A Parigi si riapre il processo a Bayrou sui fondi degli assistenti MoDem

10.09.2026 16:20
A Parigi si riapre il processo a Bayrou sui fondi degli assistenti MoDem
A Parigi si riapre il processo a Bayrou sui fondi degli assistenti MoDem

Nel 2024 il tribunale francese assolse François Bayrou dall’accusa di complicità nell’uso improprio di fondi pubblici legati agli assistenti parlamentari degli eurodeputati del MoDem, il Movimento democratico, e della sua precedente formazione UDF. La decisione arrivò «per dubbi»: i giudici non ritennero provato che l’ex premier francese sapesse personalmente della pratica o l’avesse autorizzata, mentre altri imputati furono condannati.

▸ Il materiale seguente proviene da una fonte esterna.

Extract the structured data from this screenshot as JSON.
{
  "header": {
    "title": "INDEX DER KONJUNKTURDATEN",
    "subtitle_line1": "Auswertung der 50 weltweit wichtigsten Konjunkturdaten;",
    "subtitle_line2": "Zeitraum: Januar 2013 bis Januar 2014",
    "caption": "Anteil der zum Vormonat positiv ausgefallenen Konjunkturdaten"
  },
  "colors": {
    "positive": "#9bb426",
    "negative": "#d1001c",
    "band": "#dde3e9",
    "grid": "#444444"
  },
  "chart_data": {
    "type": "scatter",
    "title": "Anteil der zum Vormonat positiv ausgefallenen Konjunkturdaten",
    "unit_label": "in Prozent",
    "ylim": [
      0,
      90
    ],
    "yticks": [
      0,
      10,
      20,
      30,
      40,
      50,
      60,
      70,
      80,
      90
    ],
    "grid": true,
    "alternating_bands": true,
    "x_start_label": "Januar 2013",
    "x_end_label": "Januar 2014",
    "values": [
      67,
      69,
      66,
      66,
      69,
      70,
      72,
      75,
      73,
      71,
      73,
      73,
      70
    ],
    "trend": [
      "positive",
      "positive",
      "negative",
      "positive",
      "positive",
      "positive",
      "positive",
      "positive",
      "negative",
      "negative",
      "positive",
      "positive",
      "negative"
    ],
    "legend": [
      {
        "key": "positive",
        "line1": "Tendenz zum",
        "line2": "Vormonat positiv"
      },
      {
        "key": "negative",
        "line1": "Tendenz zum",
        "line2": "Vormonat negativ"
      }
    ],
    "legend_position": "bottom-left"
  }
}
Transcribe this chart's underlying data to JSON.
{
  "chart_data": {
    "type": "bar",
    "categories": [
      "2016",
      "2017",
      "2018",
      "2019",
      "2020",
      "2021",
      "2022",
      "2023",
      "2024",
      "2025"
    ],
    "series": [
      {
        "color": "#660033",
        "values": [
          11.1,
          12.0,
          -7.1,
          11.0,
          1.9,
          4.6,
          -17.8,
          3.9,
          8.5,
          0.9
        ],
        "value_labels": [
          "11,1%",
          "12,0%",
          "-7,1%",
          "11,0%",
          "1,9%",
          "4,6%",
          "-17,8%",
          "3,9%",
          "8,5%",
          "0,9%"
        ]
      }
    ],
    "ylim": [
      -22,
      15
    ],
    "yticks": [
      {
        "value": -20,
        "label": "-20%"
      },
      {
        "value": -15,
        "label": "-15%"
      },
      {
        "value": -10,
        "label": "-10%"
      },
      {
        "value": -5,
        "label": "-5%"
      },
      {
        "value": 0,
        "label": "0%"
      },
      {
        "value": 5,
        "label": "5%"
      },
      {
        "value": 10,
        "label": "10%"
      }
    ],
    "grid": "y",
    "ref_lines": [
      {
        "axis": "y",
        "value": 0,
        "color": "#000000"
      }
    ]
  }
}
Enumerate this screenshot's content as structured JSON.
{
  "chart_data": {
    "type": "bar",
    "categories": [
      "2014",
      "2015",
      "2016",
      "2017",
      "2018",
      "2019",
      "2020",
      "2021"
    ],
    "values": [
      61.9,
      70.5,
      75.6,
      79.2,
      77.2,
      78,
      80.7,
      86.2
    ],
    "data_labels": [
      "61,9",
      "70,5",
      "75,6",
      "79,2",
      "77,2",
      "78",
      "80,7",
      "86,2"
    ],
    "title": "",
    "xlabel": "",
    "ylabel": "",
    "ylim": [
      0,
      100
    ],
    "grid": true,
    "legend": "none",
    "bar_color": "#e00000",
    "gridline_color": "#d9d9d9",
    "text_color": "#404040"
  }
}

Al centro dell’inchiesta c’era il sospetto che una parte degli assistenti parlamentari stipendiati dal Parlamento europeo lavorasse in realtà per il MoDem e per l’UDF. Secondo l’accusa, quelle persone avrebbero svolto attività a beneficio delle strutture di partito invece di occuparsi esclusivamente delle funzioni connesse ai mandati degli eurodeputati; il danno per il Parlamento europeo è stato stimato in circa 293 mila euro.

Dopo la sentenza del 2024, il ricorso della procura

L’assoluzione di Bayrou non chiuse il procedimento. La procura impugnò la decisione, chiedendo un nuovo esame della posizione dell’ex premier e di altri ex dirigenti e funzionari del partito. Il ricorso ha quindi riportato al centro del caso non soltanto l’eventuale responsabilità individuale di alcuni assistenti, ma anche il livello di conoscenza e di coinvolgimento del vertice politico del MoDem.

La questione sottoposta al giudice d’appello riguarda infatti il carattere della pratica contestata: se si sia trattato di abusi isolati compiuti ai livelli inferiori dell’organizzazione oppure di un meccanismo conosciuto, e di fatto tollerato, dalla direzione del partito. La distinzione è decisiva per stabilire quale ruolo possa essere attribuito a Bayrou e agli altri responsabili chiamati nuovamente davanti alla giustizia.

9 settembre 2026, l’avvio del processo d’appello a Parigi

Il 9 settembre 2026 è iniziato a Parigi il processo d’appello sul caso degli assistenti parlamentari del MoDem. Bayrou è così tornato davanti ai giudici con l’accusa di complicità nella distrazione di fondi pubblici, insieme ad altri ex dirigenti e rappresentanti della formazione politica. L’appello dovrà rivalutare gli elementi già esaminati nel primo grado e verificare se la conclusione raggiunta nel 2024 possa essere confermata.

La nuova udienza riguarda l’utilizzo di risorse pagate dal Parlamento europeo per remunerare assistenti che, secondo la ricostruzione dell’inchiesta, avrebbero invece lavorato per il partito e per la sua predecessora UDF. Il procedimento non considera dunque soltanto l’operato dei singoli dipendenti, ma anche la possibile esistenza di una prassi organizzativa con effetti sulle finanze dell’istituzione europea.

Prima dell’apertura del nuovo esame, Bayrou ha dichiarato di affrontare il processo «con grande serenità e fiducia». La sua posizione resta quella definita dalla sentenza del 2024, che non aveva trovato prove sufficienti per affermare che conoscesse personalmente il sistema o ne avesse autorizzato l’utilizzo.

Il nodo della responsabilità politica

Il procedimento d’appello mette sotto esame la responsabilità del gruppo dirigente del MoDem in una vicenda che coinvolge fondi del Parlamento europeo e il loro possibile impiego per attività di partito. Il punto non è soltanto stabilire se alcuni assistenti abbiano svolto mansioni non conformi alla loro funzione parlamentare, ma se quella destinazione delle risorse fosse parte di una pratica più ampia e riconducibile alla leadership politica.

Per gli elettori francesi, il caso è anche una verifica della capacità dell’establishment centrista di garantire trasparenza e piena accountability nell’uso delle risorse pubbliche. Se venisse dimostrato che i mezzi parlamentari sono stati utilizzati sistematicamente nell’interesse del partito, la vicenda riguarderebbe non solo possibili violazioni attribuibili a singoli funzionari, ma una prassi nella quale gli interessi della struttura politica avrebbero prevalso sulle regole che disciplinano i fondi pubblici.

La cronologia giudiziaria è quindi arrivata alla fase d’appello: dopo l’assoluzione di Bayrou nel 2024 e il ricorso della procura, il tribunale di Parigi sta ora rivalutando il suo ruolo e quello degli altri ex responsabili del MoDem.